Making a feature of rain…

Did you know? 85% of the UK’s drinkable water is used to flush toilets.

It accounts for about a third of household water usage; we probably waste as much water in a day as we drink in a whole month!

Earth Trust is demonstrating how things can be done differently…

At Earth Trust Centre, our Earth Lab building has been designed to use water recovered from the landscape, via a wildflower meadow roof.

Earth Lab Rainwater feature

Image credit: Agile Design UK

With no gutters or drainpipes, the roof is designed to enable rainwater to run off into a pool at the front of the building. Part urban drainage, part garden it makes a beautiful rainwater feature and provides a valuable wildlife habitat.

In heavy rainfall, we harvest the rainwater as it flows down the channel (rill) and into an underground storage tank. The water in the tank is used to flush the toilets in the building,  and when it’s especially dry it can be pumped back up to the wildflower roof garden to water the plants.

The roof of Earth Lab is made of a specially engineered substrate, made up of recycled compost and reject brick and stone. We planted an initial selection of local wildflower plants, but it’s birds (ie their droppings) that will determine what grows there. Over time it will become the roof it wants to be, as nature rewilds it.

Why harvest rainwater?

Water is a precious resource and water features need to be managed and cared for within the context of their urban or rural landscapes, in order to effectively deliver the vast benefits they can offer;

  • Improved water quality and retention
  • Carbon sequestration
  • Wetland habitats for biodiversity and people’s health

At Earth Trust, our rain garden is a living demonstration of one way in which industry and developers can think and act differently, as we strive to build sustainably and create truly nature-friendly spaces that enable deep connections between people and the natural world.

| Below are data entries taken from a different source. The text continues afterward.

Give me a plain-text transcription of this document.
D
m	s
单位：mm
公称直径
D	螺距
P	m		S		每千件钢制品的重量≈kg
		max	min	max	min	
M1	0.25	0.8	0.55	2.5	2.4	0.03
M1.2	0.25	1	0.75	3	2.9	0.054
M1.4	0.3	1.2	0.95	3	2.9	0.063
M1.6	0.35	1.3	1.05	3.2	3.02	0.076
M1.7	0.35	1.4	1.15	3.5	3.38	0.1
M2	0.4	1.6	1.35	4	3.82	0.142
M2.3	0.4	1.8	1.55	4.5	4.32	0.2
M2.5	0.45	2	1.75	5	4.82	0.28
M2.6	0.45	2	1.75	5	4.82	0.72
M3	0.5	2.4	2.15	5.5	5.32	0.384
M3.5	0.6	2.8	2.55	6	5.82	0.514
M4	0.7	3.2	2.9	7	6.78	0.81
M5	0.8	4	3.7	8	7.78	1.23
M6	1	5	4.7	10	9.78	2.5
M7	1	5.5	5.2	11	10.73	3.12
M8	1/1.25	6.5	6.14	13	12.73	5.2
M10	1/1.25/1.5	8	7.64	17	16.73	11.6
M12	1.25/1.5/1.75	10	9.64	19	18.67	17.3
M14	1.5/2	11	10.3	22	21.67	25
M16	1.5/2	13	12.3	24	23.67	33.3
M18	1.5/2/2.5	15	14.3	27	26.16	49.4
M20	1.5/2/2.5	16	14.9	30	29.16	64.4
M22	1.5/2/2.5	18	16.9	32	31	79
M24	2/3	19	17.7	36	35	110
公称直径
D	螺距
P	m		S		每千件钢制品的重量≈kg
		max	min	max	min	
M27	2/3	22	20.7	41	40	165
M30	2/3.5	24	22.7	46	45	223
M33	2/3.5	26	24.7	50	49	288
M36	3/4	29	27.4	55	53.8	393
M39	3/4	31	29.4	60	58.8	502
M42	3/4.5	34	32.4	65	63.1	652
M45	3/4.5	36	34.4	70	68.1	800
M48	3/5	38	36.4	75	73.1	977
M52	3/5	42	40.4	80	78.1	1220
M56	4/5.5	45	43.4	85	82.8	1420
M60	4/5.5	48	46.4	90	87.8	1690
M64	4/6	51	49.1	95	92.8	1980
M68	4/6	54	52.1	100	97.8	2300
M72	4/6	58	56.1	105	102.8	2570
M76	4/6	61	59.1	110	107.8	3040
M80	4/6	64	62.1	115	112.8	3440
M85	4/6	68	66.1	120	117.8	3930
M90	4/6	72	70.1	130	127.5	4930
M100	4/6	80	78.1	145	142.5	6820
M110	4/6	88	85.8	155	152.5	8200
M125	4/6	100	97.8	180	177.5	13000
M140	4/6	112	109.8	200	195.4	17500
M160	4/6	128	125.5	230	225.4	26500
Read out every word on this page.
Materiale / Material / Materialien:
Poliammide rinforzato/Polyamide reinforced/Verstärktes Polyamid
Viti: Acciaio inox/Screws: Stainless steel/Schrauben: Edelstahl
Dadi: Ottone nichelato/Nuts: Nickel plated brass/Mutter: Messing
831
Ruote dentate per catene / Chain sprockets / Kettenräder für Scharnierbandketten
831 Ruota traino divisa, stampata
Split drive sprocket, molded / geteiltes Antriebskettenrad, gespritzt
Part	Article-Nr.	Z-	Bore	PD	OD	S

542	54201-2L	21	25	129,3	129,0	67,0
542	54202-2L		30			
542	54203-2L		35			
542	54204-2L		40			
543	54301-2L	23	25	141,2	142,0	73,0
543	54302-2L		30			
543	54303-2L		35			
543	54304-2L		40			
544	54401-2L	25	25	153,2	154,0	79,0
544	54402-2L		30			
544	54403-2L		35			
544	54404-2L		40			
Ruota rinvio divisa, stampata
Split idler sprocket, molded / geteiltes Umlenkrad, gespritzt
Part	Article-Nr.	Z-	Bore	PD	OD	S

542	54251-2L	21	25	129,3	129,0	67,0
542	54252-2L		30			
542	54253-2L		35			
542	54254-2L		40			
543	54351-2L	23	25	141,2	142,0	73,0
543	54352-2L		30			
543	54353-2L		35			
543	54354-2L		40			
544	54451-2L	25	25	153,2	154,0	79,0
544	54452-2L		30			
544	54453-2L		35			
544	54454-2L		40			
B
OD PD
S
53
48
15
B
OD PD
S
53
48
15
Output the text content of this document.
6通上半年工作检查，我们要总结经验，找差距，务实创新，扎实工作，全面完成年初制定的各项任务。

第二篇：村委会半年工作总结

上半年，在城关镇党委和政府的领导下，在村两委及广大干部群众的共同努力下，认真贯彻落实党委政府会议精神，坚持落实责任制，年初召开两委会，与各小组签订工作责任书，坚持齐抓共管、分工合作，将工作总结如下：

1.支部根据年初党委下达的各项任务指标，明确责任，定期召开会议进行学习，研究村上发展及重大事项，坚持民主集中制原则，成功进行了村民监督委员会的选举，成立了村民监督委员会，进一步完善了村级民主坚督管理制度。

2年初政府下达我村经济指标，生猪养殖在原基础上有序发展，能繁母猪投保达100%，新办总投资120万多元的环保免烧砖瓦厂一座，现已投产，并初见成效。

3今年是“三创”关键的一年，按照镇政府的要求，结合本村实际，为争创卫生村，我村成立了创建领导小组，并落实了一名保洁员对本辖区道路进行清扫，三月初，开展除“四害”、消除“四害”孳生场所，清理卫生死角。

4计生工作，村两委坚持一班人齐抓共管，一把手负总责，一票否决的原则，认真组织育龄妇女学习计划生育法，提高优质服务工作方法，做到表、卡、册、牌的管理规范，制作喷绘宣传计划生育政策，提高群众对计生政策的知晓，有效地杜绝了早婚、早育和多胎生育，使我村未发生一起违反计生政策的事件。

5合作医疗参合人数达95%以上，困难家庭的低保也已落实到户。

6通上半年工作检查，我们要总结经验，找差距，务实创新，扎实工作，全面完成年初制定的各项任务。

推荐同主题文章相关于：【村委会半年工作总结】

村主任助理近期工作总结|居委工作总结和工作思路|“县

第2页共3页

Have a go at creating your own rain garden

You can enjoy rainy days, knowing that it’s feeding the mini ecosystem in your own garden. It’s the perfect low maintenance plot which absorbs water more efficiently than a lawn and attracts a wider variety of wildlife to your garden.

A rain garden can be created by digging an area of shallow ground or a small hollow in a well-drained area, which receives run-off from roofs and other hard surfaces.

  1. Choose the shape you want (kidney shape works well) and dig 15-20cm deep. Be sure to check that there aren’t any water or gas pipes in your chosen area before you start digging.
  2. The soil you dig out can be used to make the berm (the lip or bund on three sides). This will keep the water in the rain garden, so has to be well-compacted, around 30cm (1ft) wide and 10cm (6in) in height.
  3. Leave a notch in the berm, with a gravel-filled channel for the water to exit into a conventional drainage system.
  4. Choose plants that can tolerate being waterlogged for around 48 hours. Low growing iris, water forget me not and a native bog bean and other aquatic plants are ideal. More drought-tolerant foliage can be planted around the edges to decorate.

Your raingarden will create a perfect habitat for insects, which in turn will encourage birds and bats to your garden. Birds will come for a drink and a bath, and you may even spot the odd dragonfly or toad!

Capturing rainfall like this helps to reduce flood risk at a property and can save money by reducing your water usage. Collecting rainwater in a water butt is a great way to minimise the impact of heavy rainfalls and it’s better for your plants too as the water has a balanced ph and is free of chemicals such as chlorine.